Neste tipo de narrativa documental, também chamada “performática”por Bill Nichols, “autobiográfico” por Michael Renov e de “ética modesta” por Fernão Ramos, o cineasta restringe o campo temático à sua própria existência, sendo ele mesmo tema do seu documentário. Para o estadunidense Nichols, o documentário performático enfatiza a subjetividade numa esfera tradicionalmente pautada pela objetividade, com o mundo histórico sendo tematizado a partir da experiência pessoal do cineasta. Na Paraíba, tivemos o pioneirismo brasileiro de Everaldo Vasconcelos com o seu curta em super-8 ‘Sagrada Família’ (1981). 

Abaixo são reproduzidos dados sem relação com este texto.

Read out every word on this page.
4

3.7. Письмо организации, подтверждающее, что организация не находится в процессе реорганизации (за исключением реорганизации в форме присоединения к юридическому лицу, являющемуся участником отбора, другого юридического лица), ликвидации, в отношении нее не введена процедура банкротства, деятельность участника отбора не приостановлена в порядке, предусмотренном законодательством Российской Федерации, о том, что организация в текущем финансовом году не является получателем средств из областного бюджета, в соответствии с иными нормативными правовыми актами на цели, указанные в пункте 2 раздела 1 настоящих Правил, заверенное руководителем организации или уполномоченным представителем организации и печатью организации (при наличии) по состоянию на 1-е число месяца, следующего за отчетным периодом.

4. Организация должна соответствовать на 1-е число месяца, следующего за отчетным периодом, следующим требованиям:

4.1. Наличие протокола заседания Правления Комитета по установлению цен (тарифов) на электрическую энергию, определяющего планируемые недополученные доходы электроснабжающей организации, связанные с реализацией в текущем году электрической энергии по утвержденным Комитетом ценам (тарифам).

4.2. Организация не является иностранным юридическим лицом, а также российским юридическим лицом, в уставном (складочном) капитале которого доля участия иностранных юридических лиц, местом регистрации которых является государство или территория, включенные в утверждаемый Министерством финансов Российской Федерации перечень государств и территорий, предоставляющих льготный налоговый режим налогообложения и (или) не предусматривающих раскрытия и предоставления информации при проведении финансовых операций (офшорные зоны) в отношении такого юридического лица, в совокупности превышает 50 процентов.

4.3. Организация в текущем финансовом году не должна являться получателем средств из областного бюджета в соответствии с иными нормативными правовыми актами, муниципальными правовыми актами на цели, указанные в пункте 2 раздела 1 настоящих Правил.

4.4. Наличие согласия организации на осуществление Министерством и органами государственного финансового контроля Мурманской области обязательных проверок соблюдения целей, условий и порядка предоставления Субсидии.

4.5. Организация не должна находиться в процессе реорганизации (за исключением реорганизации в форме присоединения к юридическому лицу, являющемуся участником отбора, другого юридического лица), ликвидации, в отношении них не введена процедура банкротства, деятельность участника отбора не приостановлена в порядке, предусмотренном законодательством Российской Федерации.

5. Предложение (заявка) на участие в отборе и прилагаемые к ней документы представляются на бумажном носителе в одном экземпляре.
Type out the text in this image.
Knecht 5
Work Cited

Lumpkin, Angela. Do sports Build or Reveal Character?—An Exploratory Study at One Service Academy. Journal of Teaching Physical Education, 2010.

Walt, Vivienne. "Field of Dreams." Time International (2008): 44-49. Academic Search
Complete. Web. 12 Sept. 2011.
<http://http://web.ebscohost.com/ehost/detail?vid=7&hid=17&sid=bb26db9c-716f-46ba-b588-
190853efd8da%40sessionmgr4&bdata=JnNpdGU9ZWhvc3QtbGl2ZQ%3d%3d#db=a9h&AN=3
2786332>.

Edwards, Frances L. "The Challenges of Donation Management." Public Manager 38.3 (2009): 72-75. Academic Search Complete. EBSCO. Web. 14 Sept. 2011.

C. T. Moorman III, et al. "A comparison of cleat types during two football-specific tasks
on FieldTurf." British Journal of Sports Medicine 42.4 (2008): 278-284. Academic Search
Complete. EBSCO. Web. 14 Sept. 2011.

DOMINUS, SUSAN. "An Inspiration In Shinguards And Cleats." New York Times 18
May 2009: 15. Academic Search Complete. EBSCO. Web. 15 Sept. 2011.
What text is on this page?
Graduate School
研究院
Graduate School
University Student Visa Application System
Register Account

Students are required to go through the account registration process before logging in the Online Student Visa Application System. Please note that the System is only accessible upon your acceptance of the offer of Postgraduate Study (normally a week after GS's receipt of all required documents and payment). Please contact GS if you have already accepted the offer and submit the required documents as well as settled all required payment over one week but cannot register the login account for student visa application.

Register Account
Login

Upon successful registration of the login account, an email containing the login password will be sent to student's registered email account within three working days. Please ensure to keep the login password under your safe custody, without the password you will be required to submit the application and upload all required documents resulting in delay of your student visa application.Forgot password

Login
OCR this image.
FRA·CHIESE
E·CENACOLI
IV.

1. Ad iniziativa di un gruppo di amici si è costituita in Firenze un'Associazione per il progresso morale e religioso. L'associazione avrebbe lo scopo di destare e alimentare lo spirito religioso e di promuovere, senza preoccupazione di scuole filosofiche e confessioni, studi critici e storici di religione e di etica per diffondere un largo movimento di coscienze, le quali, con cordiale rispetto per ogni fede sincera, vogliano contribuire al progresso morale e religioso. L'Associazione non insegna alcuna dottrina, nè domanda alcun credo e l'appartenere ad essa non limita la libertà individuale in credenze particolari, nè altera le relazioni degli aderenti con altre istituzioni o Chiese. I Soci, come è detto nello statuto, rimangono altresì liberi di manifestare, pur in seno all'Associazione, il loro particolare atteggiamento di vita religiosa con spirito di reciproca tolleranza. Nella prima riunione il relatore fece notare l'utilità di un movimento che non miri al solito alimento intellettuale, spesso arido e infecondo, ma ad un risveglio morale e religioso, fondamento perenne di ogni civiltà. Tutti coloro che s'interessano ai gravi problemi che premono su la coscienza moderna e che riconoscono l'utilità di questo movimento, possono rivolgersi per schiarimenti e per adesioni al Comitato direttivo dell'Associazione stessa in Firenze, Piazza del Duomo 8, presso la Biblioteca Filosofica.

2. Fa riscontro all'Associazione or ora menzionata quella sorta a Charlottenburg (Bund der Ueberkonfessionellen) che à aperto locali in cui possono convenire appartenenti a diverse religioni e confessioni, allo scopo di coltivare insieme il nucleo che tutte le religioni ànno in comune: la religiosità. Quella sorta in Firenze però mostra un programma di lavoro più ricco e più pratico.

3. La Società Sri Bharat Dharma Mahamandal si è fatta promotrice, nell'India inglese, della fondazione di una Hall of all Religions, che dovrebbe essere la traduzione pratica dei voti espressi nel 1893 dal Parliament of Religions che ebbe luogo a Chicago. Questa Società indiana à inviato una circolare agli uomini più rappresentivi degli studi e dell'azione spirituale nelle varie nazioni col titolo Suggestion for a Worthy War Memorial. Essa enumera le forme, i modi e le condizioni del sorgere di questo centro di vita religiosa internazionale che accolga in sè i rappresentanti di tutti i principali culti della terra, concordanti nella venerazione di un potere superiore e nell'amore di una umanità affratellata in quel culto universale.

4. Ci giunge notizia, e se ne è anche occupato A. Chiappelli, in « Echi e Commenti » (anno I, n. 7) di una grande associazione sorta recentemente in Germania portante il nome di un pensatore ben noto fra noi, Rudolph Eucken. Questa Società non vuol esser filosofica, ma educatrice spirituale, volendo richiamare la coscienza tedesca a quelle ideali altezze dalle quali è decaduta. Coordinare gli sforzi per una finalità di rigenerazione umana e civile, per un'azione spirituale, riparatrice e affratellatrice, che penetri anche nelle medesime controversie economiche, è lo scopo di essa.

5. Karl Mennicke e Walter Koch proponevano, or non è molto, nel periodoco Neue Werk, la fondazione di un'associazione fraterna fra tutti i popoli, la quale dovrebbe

 ‘Construção’, que dá início a trilogia, é homenagem ao pai do diretor, trabalhador da construção civil, mas não é, apesar disso, um documentário autobiográfico. Com um tratamento observacional e poético, dois subgêneros do documentário, o filme aborda com imagens e sons, e nenhuma fala, o trabalho na construção civil. São cenas e mais cenas de atividades de trabalhadores erigindo arranha-céus. Em dois momentos, o diretor filma operários em pose, quase solene, encarando a câmera. Nos créditos finais, surge a dedicatória ao pai morto: “À memória do meu pai Vânio Porto que tantas casas construíu.”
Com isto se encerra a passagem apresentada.